Recovery work is being hampered by the Covid-19 outbreak in the country with 139 cases now confirmed across villages on Tongatapu and Vava'u.
The UN resident coordinator responsible for Tonga, Sanaka Samarasinha, said the initial response from the international community has been overwhelming but there still a long road to recovery ahead.
He said today the UN will deploy the first two disaster response experts - a water and sanitation expert and a disaster response co-ordinator - requested by the Tongan government.
"The assistance that has been provided so far by a number of countries has been contact-less. We are mindful of the need to follow very strict Covid-19 protocols they will be in quarantine for 14 days when they get there."
Samarasinha said they believe there is still a need for more onground personnel but they do not want an unnecessary influx of international personnel into the kingdom.
World Bank puts a figure on the tsunami damage
The World Bank said the violent volcanic eruption, tsunami and ashfall in Tonga last month has caused an estimated US$90.4M in damages.
That's the equivalent of approximately 18.5% of Tonga's Gross Domestic Product (GDP) according to a World Bank assessment.
The Global Rapid Post-Disaster Damage Estimation (GRADE) report on the January 15 eruption was prepared by the World Bank at the request of the Government of Tonga and in consultation with other partners.

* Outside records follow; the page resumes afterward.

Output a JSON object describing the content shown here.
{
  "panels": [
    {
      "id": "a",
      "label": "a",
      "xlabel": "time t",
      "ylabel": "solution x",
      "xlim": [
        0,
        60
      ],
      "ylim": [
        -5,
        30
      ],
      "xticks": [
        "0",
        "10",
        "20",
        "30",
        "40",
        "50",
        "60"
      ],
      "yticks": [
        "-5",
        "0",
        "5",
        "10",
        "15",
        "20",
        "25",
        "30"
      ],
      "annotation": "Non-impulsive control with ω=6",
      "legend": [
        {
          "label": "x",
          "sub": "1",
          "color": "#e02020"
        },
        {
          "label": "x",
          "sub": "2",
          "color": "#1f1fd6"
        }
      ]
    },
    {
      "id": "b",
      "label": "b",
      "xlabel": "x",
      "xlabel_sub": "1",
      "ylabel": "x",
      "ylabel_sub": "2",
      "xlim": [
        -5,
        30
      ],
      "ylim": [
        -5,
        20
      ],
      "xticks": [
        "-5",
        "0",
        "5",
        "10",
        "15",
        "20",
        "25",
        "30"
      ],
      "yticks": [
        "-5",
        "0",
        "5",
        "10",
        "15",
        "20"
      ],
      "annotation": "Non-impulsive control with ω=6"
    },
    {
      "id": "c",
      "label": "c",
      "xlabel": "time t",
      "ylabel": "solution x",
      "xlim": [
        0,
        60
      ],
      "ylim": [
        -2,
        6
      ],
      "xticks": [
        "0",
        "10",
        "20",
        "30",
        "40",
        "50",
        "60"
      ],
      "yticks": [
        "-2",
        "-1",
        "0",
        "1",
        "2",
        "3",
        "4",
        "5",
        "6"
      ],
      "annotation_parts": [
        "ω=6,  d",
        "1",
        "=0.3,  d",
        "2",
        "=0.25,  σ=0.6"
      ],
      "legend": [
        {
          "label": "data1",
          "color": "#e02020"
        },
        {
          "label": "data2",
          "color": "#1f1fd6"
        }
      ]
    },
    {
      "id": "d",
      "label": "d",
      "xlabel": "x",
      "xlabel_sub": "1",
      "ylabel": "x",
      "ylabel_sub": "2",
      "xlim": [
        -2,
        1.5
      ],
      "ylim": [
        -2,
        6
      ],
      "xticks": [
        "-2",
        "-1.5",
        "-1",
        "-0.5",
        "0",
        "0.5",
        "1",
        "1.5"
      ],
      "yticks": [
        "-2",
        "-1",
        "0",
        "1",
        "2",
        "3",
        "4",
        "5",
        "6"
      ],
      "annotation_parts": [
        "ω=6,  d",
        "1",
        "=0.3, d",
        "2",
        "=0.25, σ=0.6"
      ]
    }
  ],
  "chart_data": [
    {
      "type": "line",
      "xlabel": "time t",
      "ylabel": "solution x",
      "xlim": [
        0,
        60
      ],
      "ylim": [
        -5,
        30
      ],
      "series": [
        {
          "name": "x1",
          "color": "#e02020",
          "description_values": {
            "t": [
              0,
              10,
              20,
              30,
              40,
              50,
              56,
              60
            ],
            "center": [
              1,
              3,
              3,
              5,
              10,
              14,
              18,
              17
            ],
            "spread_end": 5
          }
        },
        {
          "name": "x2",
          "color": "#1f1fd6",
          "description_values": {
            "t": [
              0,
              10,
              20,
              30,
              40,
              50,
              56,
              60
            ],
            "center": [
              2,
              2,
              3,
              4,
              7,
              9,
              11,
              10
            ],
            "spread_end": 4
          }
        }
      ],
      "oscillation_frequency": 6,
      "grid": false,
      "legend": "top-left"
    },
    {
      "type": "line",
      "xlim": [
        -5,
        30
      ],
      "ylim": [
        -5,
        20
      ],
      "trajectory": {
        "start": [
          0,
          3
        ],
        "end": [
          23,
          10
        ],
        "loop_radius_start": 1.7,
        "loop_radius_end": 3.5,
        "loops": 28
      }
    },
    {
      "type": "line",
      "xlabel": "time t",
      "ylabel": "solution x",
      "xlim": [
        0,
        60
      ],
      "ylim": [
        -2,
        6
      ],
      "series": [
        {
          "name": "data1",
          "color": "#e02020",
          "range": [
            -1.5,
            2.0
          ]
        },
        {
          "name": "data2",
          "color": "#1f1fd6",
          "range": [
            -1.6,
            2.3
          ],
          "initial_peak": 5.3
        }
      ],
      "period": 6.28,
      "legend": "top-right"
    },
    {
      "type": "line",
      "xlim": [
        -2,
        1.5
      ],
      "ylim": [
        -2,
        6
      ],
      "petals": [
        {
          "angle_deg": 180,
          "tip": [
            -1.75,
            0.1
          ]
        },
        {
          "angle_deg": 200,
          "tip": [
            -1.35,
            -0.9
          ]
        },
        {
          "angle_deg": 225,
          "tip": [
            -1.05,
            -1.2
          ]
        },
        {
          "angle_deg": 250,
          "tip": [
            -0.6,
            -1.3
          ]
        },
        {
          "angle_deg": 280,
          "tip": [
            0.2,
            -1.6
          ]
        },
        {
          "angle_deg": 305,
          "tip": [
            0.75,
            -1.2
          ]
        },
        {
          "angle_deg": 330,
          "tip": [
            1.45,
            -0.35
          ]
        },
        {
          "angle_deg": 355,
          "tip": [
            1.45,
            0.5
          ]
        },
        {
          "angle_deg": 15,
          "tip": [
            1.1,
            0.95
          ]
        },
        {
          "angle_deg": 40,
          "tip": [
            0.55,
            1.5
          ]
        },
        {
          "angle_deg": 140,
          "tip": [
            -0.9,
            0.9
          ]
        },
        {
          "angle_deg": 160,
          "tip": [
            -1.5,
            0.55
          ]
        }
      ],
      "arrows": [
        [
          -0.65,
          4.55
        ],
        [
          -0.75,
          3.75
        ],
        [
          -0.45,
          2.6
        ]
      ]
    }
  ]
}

It is the first assessment published following the Tonga disaster that provides estimated costs of the physical damages caused by the volcanic eruption and tsunami.
The report provided estimates of direct damages to residential buildings, non-residential buildings (including tourism, health facilities, schools, government buildings, and private sector buildings), infrastructure (transport, power and water, sea and air and repairs to the submarine cable), agriculture, forestry, fishing, and ashfall clean up.
The World Bank said broader economic losses, such as ongoing impacts on agriculture and tourism, are not reflected in the report and are expected to significantly increase the overall economic impact.
An estimated 85,000 people across Tonga have been affected by what has been described as a 'once in a millennium event.